Chapitre 58 - Bienvenue à Tradiland

Film réalisé par les services de communication externe de Tradiland visant à montrer à l’étranger la supériorité de la société du jeune état… Thème musical : l’Hymne à la Joie de Ludwig von Beethoven. Une vue de la Terre centrée sur l’Europe. Puis, zoom avancé sur ce qui était jadis la France jusqu’à ce que le champ soit totalement occupé par Tradiland. La camera était centrée sur le Puy-de-Dôme, majestueux, tout auréolé de blanc. Puis, se succédèrent les différents paysages de Vendée, Poitou, Limousin, Bourbonnais, jusqu’aux contreforts du Forez et du Gévaudan, alternant les immeubles modernes que l’on construisait à Poitiers, les troupeaux de vaches du Cantal et même la ligne de front, quelque part en Haute-Loire… Puis, on vit l’Imperator en grand uniforme de chef d’état et la Matrone, la première dame du pays, qui portait l’uniforme des femmes du Parti à la tribune du Congrès annuel.

TRAVAIL

Un boulanger du Poitou sortait les baguettes et les croissants de son fournil, un boucher de la banlieue de Clermont-Ferrand tranchait les entrecôtes du jour, une fleuriste d’un chef-lieu de canton de la Creuse préparait son étal. Dans un petit village du Cantal, une fillette, cartable sur le dos, portant la blouse bleue-marine réglementaire des écolières, allait à l’école en gambadant et en chantonnant. Un universitaire compulsait fébrilement des tonnes de livres au Centre de Recherche de Saint-Marcel (Indre). A Limoges, on chargeait précautionneusement dans un camion des caisses d’assiettes en porcelaine destinées à l’exportation. Dans un petit village des Combrailles, une ouvrière textile réfugiée du Nord cousait une série de jupes plissées, commande d’un pensionnat de l’Allier.

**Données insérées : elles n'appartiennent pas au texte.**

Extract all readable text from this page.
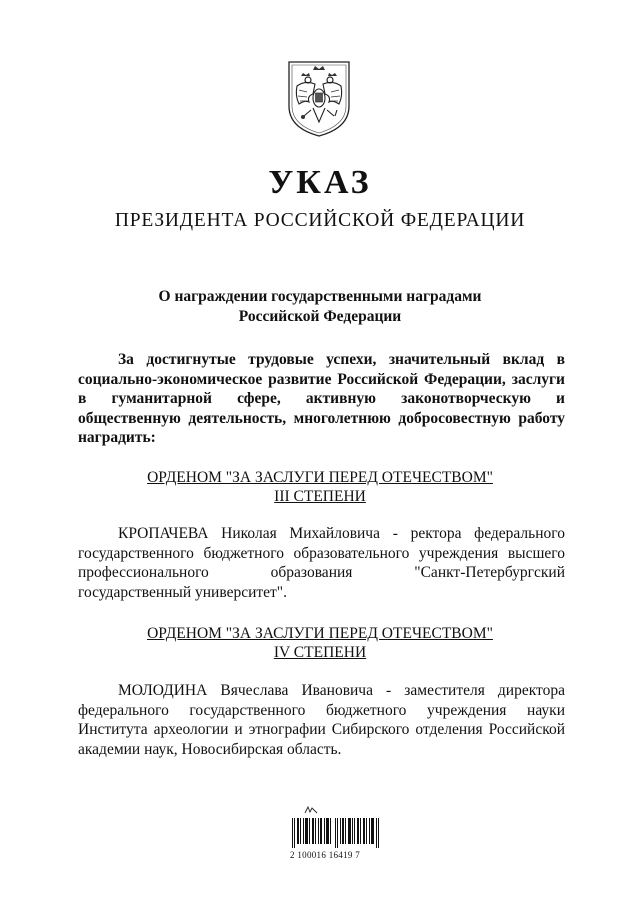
УКАЗ
ПРЕЗИДЕНТА РОССИЙСКОЙ ФЕДЕРАЦИИ
О награждении государственными наградами
Российской Федерации
За достигнутые трудовые успехи, значительный вклад в социально-экономическое развитие Российской Федерации, заслуги в гуманитарной сфере, активную законотворческую и общественную деятельность, многолетнюю добросовестную работу наградить:
ОРДЕНОМ "ЗА ЗАСЛУГИ ПЕРЕД ОТЕЧЕСТВОМ"
III СТЕПЕНИ
КРОПАЧЕВА Николая Михайловича - ректора федерального государственного бюджетного образовательного учреждения высшего профессионального образования "Санкт-Петербургский государственный университет".
ОРДЕНОМ "ЗА ЗАСЛУГИ ПЕРЕД ОТЕЧЕСТВОМ"
IV СТЕПЕНИ
МОЛОДИНА Вячеслава Ивановича - заместителя директора федерального государственного бюджетного учреждения науки Института археологии и этнографии Сибирского отделения Российской академии наук, Новосибирская область.
2 100016 16419 7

Puis, ce furent les ouvriers de chez Michelin en bleu de travail qui se dirigeaient vers leurs postes (on vendait beaucoup de pneus, surtout à l’exportation), l’immense complexe sidérurgique des Ancizes, des ouvriers de la centrale nucléaire de Civaux qui sur leurs écrans de contrôle surveillaient la principale source d’énergie du pays, les chercheurs d’un laboratoire pharmaceutique des Deux-Sèvres élaborant les nouveaux médicaments, un tracteur labourant un champ en Lozère (la notion de quotas agricoles était un souvenir ancien) , un train de marchandises, un camion-citerne allant livrer leur fret, des cargos manœuvrant au large des Sables d’Olonne, des panneaux solaires étaient installés sur le toit d’un immeuble de Bellac pour réduire au maximum les importations de pétrole en provenance du Gabon et du Venezuela.

FAMILLE

Dans une clinique de Limoges, une sage-femme souriante remettait à une maman qui ne l’était pas moins la petite créature vagissante qui venait de naître. Dans une maison de retraite de Thouars, une grand-mère recevait la visite de ses petits-enfants. Dans un parc de Gannat, une mère de famille se promenait avec une poussette où gazouillait une petite fille que regardait avec joie ses cinq frères et sœurs. Dans un magasin de jouets de Montmorillon, un père de famille, cadre bancaire en costume-cravate hésitait longuement entre un camion de pompier et un avion pour l’anniversaire de son fils. Dans la cuisine d’une cité ouvrière de Montluçon, une fillette faisait ses devoirs. Dans un pré quelque part en Corrèze, un jeune adolescent aidait son père agriculteur à rentrer les foins.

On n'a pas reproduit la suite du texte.